Rootshell Security Head of Research and Development, Dr. Neil Kettle, explains: “The issue arises from an integer overflow in the calculation of the amount of memory to allocate while parsing a SIG resource record from a malicious DNS response. In this case the author of the code utilises an unsigned short (2-byte) integer to calculate the number of bytes to allocate.”
“However, in certain circumstances it is possible for a SIG record to require more than 2^16 bytes of storage and as such this calculation may overflow leading to insufficient memory being allocated.”
Rootshell has developed a proof-of-concept exploit for the issue which returns malicious DNS responses to remote DNS servers upon a request being received.
The above screenshot demonstrates the result of a vulnerable DNS server receiving a malicious response from the proof-of-concept exploit.
The crash in this case is the result of the ‘dns.exe’ process attempting to write to un-paged memory since the DNS response causes the ‘dns.exe’ process to allocate an insufficient amount of memory into which it attempts to copy the SIG record returned in the response.
A working exploit has been constructed that targets Microsoft Windows 2003 systems with work continuing to improve the stability of the methods used to achieve arbitrary code execution remotely and their adaption to later versions of Microsoft Windows.
The result of running the proof-of-concept a system that runs an unpatched DNS server is the following:
[tcp-14481] starting listener, 53/tcp.
[udp-14480] connection accepted from 184.108.40.206:1107
[tcp-14481] connection accepted from 220.127.116.11:1109
[tcp-14481] received question  for: 88.shelltun.ev6.net. [21-bytes][tcp-14481] creating poison buf…

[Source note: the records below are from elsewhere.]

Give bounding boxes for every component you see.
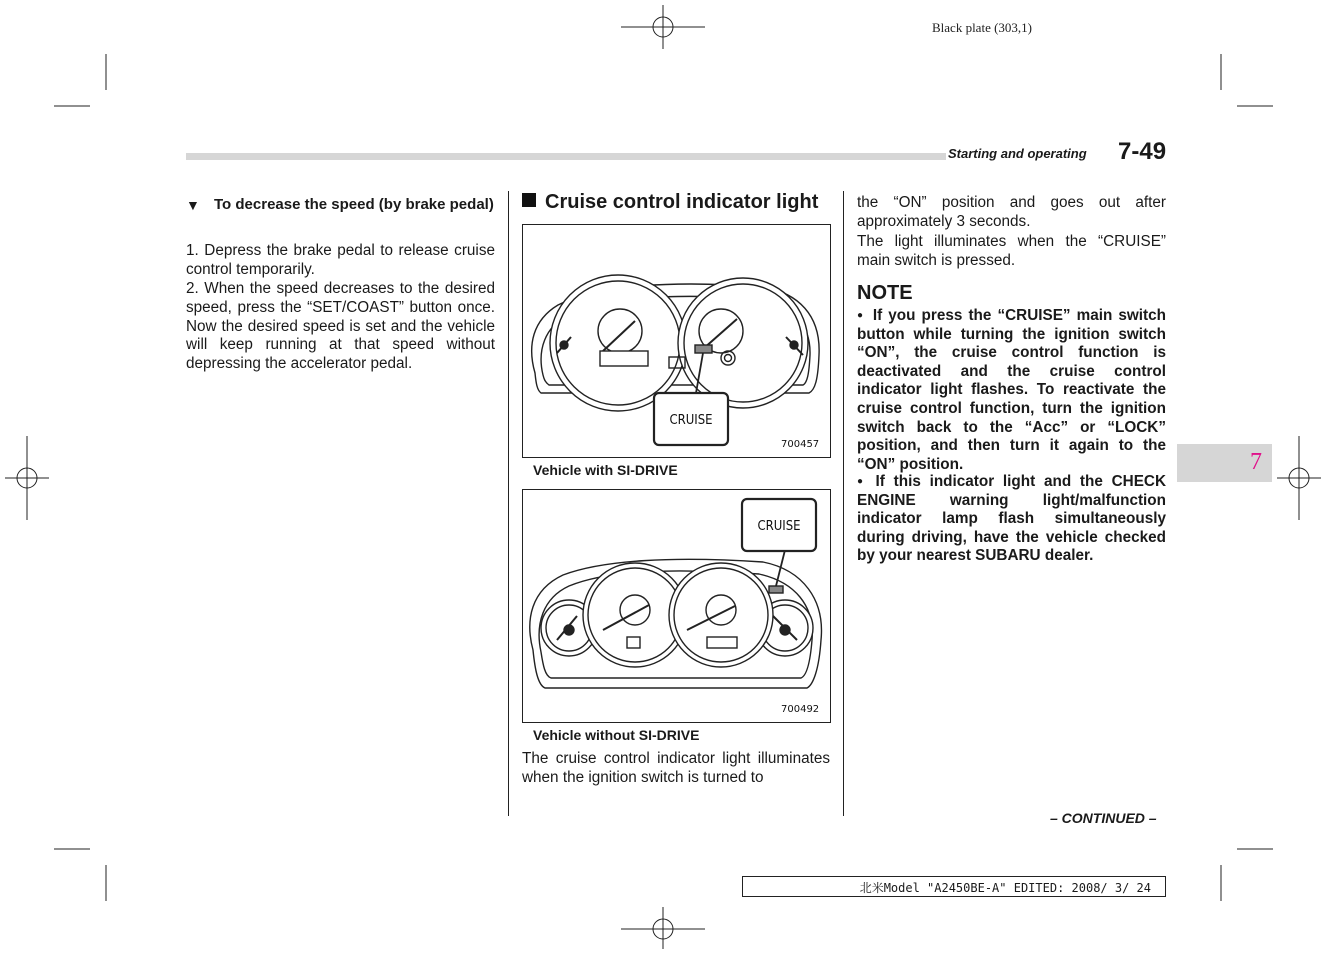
- figure-si-drive: [522, 224, 831, 458]
- column-divider-right: [843, 191, 844, 816]
- fig2-code: 700492: [781, 704, 820, 715]
- triangle-down-icon: ▼: [186, 197, 200, 213]
- section-heading: [522, 191, 818, 214]
- figure-1-caption: Vehicle with SI-DRIVE: [533, 462, 678, 478]
- fig1-callout-text: CRUISE: [669, 413, 713, 428]
- figure-no-si-drive: [522, 489, 831, 723]
- right-paragraph-1: the “ON” position and goes out after approximately 3 seconds.: [857, 194, 1166, 230]
- page-number: 7-49: [1118, 138, 1167, 165]
- subheading-text: To decrease the speed (by brake pedal): [214, 196, 494, 213]
- note-item-2: [857, 473, 1166, 566]
- chapter-number: 7: [1250, 449, 1262, 475]
- chapter-tab: [1177, 444, 1272, 482]
- subheading-decrease-speed: [186, 196, 496, 214]
- indicator-paragraph: The cruise control indicator light illuminates when the ignition switch is turned to: [522, 750, 830, 786]
- note-item-2-text: If this indicator light and the CHECK ENGINE warning light/malfunction indicator lamp flash simultaneously during driving, have the vehicle checked by your nearest SUBARU dealer.: [857, 473, 1166, 565]
- step-2-paragraph: 2. When the speed decreases to the desired speed, press the “SET/COAST” button once. Now the desired speed is set and the vehicle will keep running at that speed without depressing the accelerator pedal.: [186, 280, 495, 373]
- header-bar: [186, 153, 946, 160]
- fig2-callout-text: CRUISE: [757, 519, 801, 534]
- footer-model-text: 北米Model "A2450BE-A" EDITED: 2008/ 3/ 24: [859, 881, 1151, 895]
- note-item-1-text: If you press the “CRUISE” main switch button while turning the ignition switch “ON”, the cruise control function is deactivated and the cruise control indicator light flashes. To reactivate the cruise control function, turn the ignition switch back to the “Acc” or “LOCK” position, and then turn it again to the “ON” position.: [857, 307, 1167, 473]
- note-title: NOTE: [857, 282, 913, 304]
- section-name: Starting and operating: [948, 146, 1087, 161]
- continued-label: – CONTINUED –: [1050, 810, 1157, 826]
- note-item-1: [857, 307, 1166, 474]
- plate-label: Black plate (303,1): [932, 20, 1032, 35]
- square-bullet-icon: [522, 193, 536, 207]
- fig1-code: 700457: [781, 439, 820, 450]
- column-divider-left: [508, 191, 509, 816]
- right-paragraph-2: The light illuminates when the “CRUISE” main switch is pressed.: [857, 233, 1166, 269]
- instrument-cluster-illustration: [523, 225, 830, 457]
- figure-2-caption: Vehicle without SI-DRIVE: [533, 727, 700, 743]
- footer-model-box: [742, 876, 1166, 897]
- instrument-cluster-illustration-2: [523, 490, 830, 722]
- bullet-icon: ●: [857, 476, 868, 487]
- heading-text: Cruise control indicator light: [545, 191, 819, 213]
- bullet-icon: ●: [857, 310, 865, 321]
- step-1-paragraph: 1. Depress the brake pedal to release cruise control temporarily.: [186, 242, 495, 278]
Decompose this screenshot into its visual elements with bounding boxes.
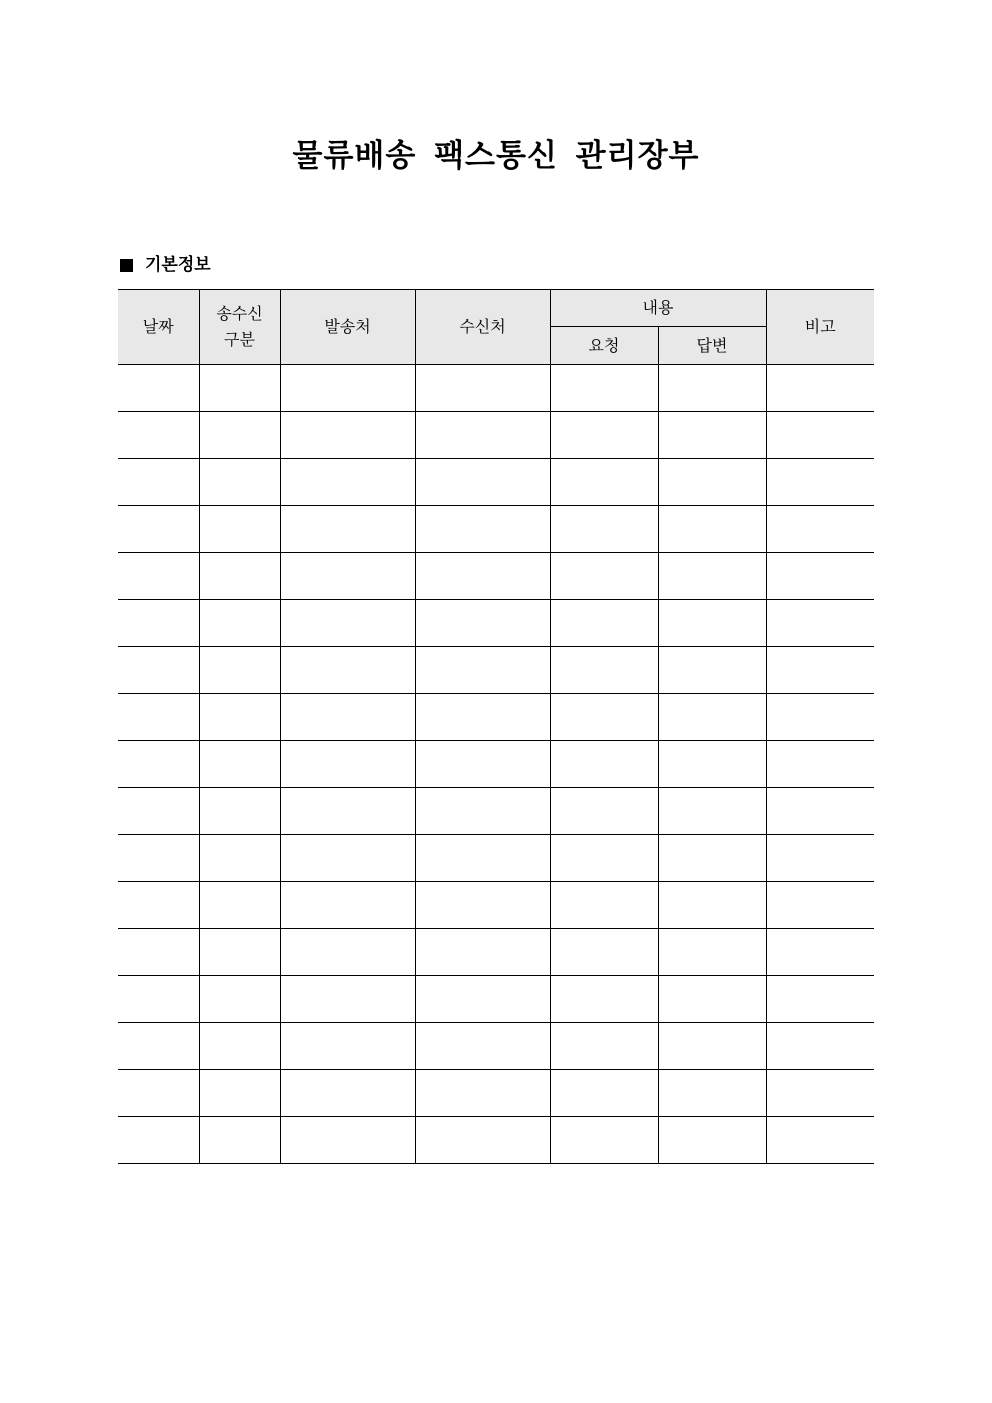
cell-sender[interactable] [280,647,415,694]
cell-reply[interactable] [658,976,766,1023]
cell-date[interactable] [118,694,199,741]
cell-send-recv-type[interactable] [199,1023,280,1070]
cell-note[interactable] [766,647,874,694]
cell-send-recv-type[interactable] [199,788,280,835]
table-header [118,290,874,365]
cell-note[interactable] [766,929,874,976]
header-sender: 발송처 [280,290,415,365]
cell-note[interactable] [766,976,874,1023]
cell-receiver[interactable] [415,647,550,694]
cell-reply[interactable] [658,1070,766,1117]
cell-receiver[interactable] [415,1023,550,1070]
table-row [118,929,874,976]
cell-date[interactable] [118,365,199,412]
cell-reply[interactable] [658,835,766,882]
cell-sender[interactable] [280,506,415,553]
table-row [118,882,874,929]
cell-sender[interactable] [280,741,415,788]
cell-request[interactable] [550,459,658,506]
cell-sender[interactable] [280,929,415,976]
cell-reply[interactable] [658,506,766,553]
section-heading-label: 기본정보 [145,255,211,275]
cell-receiver[interactable] [415,694,550,741]
cell-sender[interactable] [280,976,415,1023]
table-row [118,741,874,788]
cell-reply[interactable] [658,600,766,647]
cell-reply[interactable] [658,882,766,929]
cell-note[interactable] [766,1117,874,1164]
header-send-recv-type [199,290,280,365]
table-row [118,1117,874,1164]
cell-sender[interactable] [280,835,415,882]
cell-receiver[interactable] [415,882,550,929]
cell-request[interactable] [550,741,658,788]
header-content: 내용 [550,290,766,327]
header-reply: 답변 [658,327,766,365]
cell-request[interactable] [550,835,658,882]
cell-send-recv-type[interactable] [199,835,280,882]
cell-receiver[interactable] [415,506,550,553]
header-receiver: 수신처 [415,290,550,365]
cell-note[interactable] [766,1070,874,1117]
cell-note[interactable] [766,882,874,929]
fax-log-table [118,289,874,1164]
cell-note[interactable] [766,835,874,882]
cell-note[interactable] [766,506,874,553]
table-row [118,835,874,882]
cell-request[interactable] [550,694,658,741]
table-row [118,506,874,553]
cell-sender[interactable] [280,694,415,741]
cell-sender[interactable] [280,1117,415,1164]
cell-date[interactable] [118,976,199,1023]
cell-sender[interactable] [280,553,415,600]
cell-send-recv-type[interactable] [199,553,280,600]
cell-note[interactable] [766,365,874,412]
cell-send-recv-type[interactable] [199,459,280,506]
cell-sender[interactable] [280,365,415,412]
cell-receiver[interactable] [415,835,550,882]
cell-date[interactable] [118,459,199,506]
header-note: 비고 [766,290,874,365]
cell-request[interactable] [550,1070,658,1117]
cell-send-recv-type[interactable] [199,976,280,1023]
header-send-recv-line2: 구분 [224,330,255,349]
cell-date[interactable] [118,882,199,929]
table-row [118,412,874,459]
cell-receiver[interactable] [415,365,550,412]
cell-reply[interactable] [658,694,766,741]
header-send-recv-line1: 송수신 [216,304,263,323]
cell-request[interactable] [550,506,658,553]
table-row [118,365,874,412]
cell-date[interactable] [118,553,199,600]
table-row [118,788,874,835]
table-row [118,694,874,741]
cell-note[interactable] [766,741,874,788]
cell-sender[interactable] [280,788,415,835]
table-body [118,365,874,1164]
cell-sender[interactable] [280,1023,415,1070]
cell-date[interactable] [118,1023,199,1070]
cell-date[interactable] [118,600,199,647]
table-row [118,976,874,1023]
table-row [118,553,874,600]
cell-date[interactable] [118,788,199,835]
cell-send-recv-type[interactable] [199,1117,280,1164]
cell-sender[interactable] [280,459,415,506]
cell-send-recv-type[interactable] [199,365,280,412]
cell-reply[interactable] [658,459,766,506]
cell-receiver[interactable] [415,929,550,976]
cell-request[interactable] [550,1023,658,1070]
cell-request[interactable] [550,553,658,600]
cell-request[interactable] [550,788,658,835]
cell-send-recv-type[interactable] [199,600,280,647]
cell-send-recv-type[interactable] [199,929,280,976]
cell-reply[interactable] [658,553,766,600]
cell-date[interactable] [118,929,199,976]
cell-receiver[interactable] [415,553,550,600]
cell-reply[interactable] [658,1117,766,1164]
cell-receiver[interactable] [415,741,550,788]
cell-send-recv-type[interactable] [199,506,280,553]
cell-request[interactable] [550,976,658,1023]
cell-receiver[interactable] [415,1117,550,1164]
cell-send-recv-type[interactable] [199,1070,280,1117]
cell-note[interactable] [766,694,874,741]
cell-request[interactable] [550,929,658,976]
cell-receiver[interactable] [415,412,550,459]
cell-reply[interactable] [658,741,766,788]
cell-receiver[interactable] [415,1070,550,1117]
cell-sender[interactable] [280,1070,415,1117]
cell-request[interactable] [550,365,658,412]
cell-reply[interactable] [658,365,766,412]
cell-send-recv-type[interactable] [199,741,280,788]
cell-request[interactable] [550,1117,658,1164]
cell-sender[interactable] [280,600,415,647]
cell-receiver[interactable] [415,459,550,506]
cell-reply[interactable] [658,412,766,459]
header-date: 날짜 [118,290,199,365]
cell-send-recv-type[interactable] [199,882,280,929]
cell-sender[interactable] [280,412,415,459]
cell-date[interactable] [118,741,199,788]
cell-receiver[interactable] [415,788,550,835]
cell-date[interactable] [118,506,199,553]
cell-reply[interactable] [658,929,766,976]
cell-request[interactable] [550,600,658,647]
section-heading [120,253,211,277]
square-bullet-icon [120,259,133,272]
table-row [118,600,874,647]
cell-receiver[interactable] [415,600,550,647]
cell-date[interactable] [118,412,199,459]
cell-note[interactable] [766,553,874,600]
cell-receiver[interactable] [415,976,550,1023]
cell-request[interactable] [550,647,658,694]
table-row [118,1070,874,1117]
cell-date[interactable] [118,1117,199,1164]
cell-send-recv-type[interactable] [199,694,280,741]
cell-reply[interactable] [658,647,766,694]
cell-reply[interactable] [658,1023,766,1070]
cell-note[interactable] [766,1023,874,1070]
header-request: 요청 [550,327,658,365]
cell-note[interactable] [766,459,874,506]
table-row [118,1023,874,1070]
cell-sender[interactable] [280,882,415,929]
cell-request[interactable] [550,412,658,459]
cell-note[interactable] [766,412,874,459]
cell-request[interactable] [550,882,658,929]
document-title: 물류배송 팩스통신 관리장부 [292,138,700,174]
cell-date[interactable] [118,1070,199,1117]
cell-date[interactable] [118,647,199,694]
table-row [118,459,874,506]
cell-note[interactable] [766,788,874,835]
cell-date[interactable] [118,835,199,882]
cell-reply[interactable] [658,788,766,835]
table-row [118,647,874,694]
cell-note[interactable] [766,600,874,647]
cell-send-recv-type[interactable] [199,647,280,694]
cell-send-recv-type[interactable] [199,412,280,459]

[tcp-14481] adding bing @72… bing @129… bong @132… #adnw
[tcp-14481] name len: 121, sign len: 65464, total: 65585…
Rootshell’s VP of Threat Services, Shaun Peapell, “We believe that exploring vulnerabilities to the fullest extent gives us the best chance of understanding the ways threat actors may use these flaws against our clients, and the IT industry as a whole.”
“We may even release a video of the exploiting achieving remote SYSTEM…”, teased Dr. Kettle.